Vedere questo film durante un’anteprima destinata ai giornalisti è stata un’esperienza particolare. Risate sguaiate nei momenti più drammatici, battute salaci a sottolineare un’interpretazione o un passaggio ritenuti poco convincenti e stroncature senza appello quando ancora i titoli di coda stanno scorrendo. Non da parte di tutti, sia chiaro.
A me, nel complesso, il film non è dispiaciuto. E così provo a mettere insieme qualche motivo per cui vi consiglio di vederlo. E altri per cui, forse, è meglio di no.

6 motivi per vederlo
È tratto da un libro. Il romanzo in questione è “Siracusa”, di Delia Ephron, sorella della più nota (e brava) Nora. Io, di suo, avevo letto “Avviso di chiamata”: non memorabile. Tre le differenze principali: le location (nel libro siamo in Italia, fra Roma e la Sicilia), la nazionalità dei protagonisti (qui sono americani ed è sempre interessante vedere l’Italia nell’immaginario statunitense) e il fatto che i due nuclei familiari praticamente non si conoscano.
I muscoli di Accorsi. È noto che l’attore, 54 anni, abbia maturato per il fitness passione e abnegazione. E i risultati si vedono. E quindi i suoi muscoli contribuiscono a definire, oltre che il fisico, anche il personaggio. Del resto, il film potrebbe intitolarsi anche “Tutte pazze per Accorsi”.
Tangeri. L’ambientazione esotica dà sapore al film. Qualcuno potrebbe obiettare che non si va oltre alla scimmietta sulla spalla, il souk e il tè alla menta. In realtà, c’è anche Casa d’Italia, o ex Palazzo di Moulay Hafid, un’attrattiva ben raccontata.
Disagio adolescenziale. La tredicenne Vittoria racconta tanto del mondo di oggi. Nel bene, ma soprattutto nel male. Di più non si può dire, perché il rischio spoiler è altissimo.
Film corale. Uno dei talenti di Gabriele Muccino è quello di tirare fuori il meglio dagli attori. E qui il cast è di altissimo livello. Accorsi, Leone e Santamaria sono delle certezze (io adoro il terzo, ma è gusto personale). La Crescentini, di recente apprezzata nella serie “Mrs Playmen”, ha raggiunto una maturità artistica notevole. E le due giovani Pantaleo e Savignani sono all’altezza dei colleghi più affermati.

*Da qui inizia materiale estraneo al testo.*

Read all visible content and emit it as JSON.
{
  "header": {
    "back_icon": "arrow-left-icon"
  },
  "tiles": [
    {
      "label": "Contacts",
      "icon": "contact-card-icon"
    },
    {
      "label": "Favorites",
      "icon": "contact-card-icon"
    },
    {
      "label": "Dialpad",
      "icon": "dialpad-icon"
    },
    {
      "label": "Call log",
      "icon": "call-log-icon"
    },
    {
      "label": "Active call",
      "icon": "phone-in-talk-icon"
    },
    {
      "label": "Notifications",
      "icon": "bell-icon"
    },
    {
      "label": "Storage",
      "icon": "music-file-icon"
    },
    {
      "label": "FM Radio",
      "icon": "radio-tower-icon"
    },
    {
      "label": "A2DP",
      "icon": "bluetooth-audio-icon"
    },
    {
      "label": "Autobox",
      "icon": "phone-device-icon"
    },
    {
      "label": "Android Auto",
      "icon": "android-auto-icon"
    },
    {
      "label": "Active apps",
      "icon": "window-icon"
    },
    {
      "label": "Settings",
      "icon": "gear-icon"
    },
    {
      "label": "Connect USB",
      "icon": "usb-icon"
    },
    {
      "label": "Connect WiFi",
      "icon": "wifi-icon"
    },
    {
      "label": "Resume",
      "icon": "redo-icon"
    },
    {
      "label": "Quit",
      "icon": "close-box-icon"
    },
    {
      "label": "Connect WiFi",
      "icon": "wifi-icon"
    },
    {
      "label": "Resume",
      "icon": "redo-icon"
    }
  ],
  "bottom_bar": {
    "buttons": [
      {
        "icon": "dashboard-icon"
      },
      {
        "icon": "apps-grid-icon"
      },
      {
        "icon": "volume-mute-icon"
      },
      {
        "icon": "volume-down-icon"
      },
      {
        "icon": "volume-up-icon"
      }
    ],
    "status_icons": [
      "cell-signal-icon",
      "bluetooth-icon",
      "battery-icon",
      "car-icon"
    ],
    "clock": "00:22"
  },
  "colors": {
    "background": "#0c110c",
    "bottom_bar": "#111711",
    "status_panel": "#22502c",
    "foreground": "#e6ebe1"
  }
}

Mix rosa e noir. Parte come una storia d’amore e di famiglia e finisce come un giallo. L’inquietudine che affiora poco a poco tiene desta l’attenzione e incuriosisce.

4 motivi per non vederlo
Plot giallo molto telefonato. Forse, da autrice di gialli, sono io che ho l’occhio allenato. Ma, davvero, alcuni aspetti della trama si capiscono troppo presto. Più il dove del chi, a dirla tutta.
Alcuni dialoghi. A volte, in sala, si ride. E non perché la battuta o la situazione hanno funzione comica o di alleggerimento. L’umorismo involontario è il chiaro segnale di qualcosa che non va. Qui scatta, per esempio, quando il personaggio interpretato da Santamaria accenna al suo shock post-traumatico. Il film in cui ho riso di più (a sproposito) è “Destini incrociati”, del 1999, con Kristin Scott Thomas e Harrison Ford (da evitare).
Il ristorante. Il product placement del locale, personalmente, mi ha tolto ogni desiderio di andarci. Ma magari, invece, funziona.
Sempre Accorsi? Parliamo di un ottimo attore. A me è piaciuto molto, per esempio, nel film “50 km all’ora” di e con Fabio De Luigi (talento sottoutilizzato nel cinema italiano). Ma qui si cimenta in un ruolo in cui lo abbiamo abbondantemente già visto. Non era meglio provare con qualcuno di diverso? Tipo, la butto là, Raoul Bova?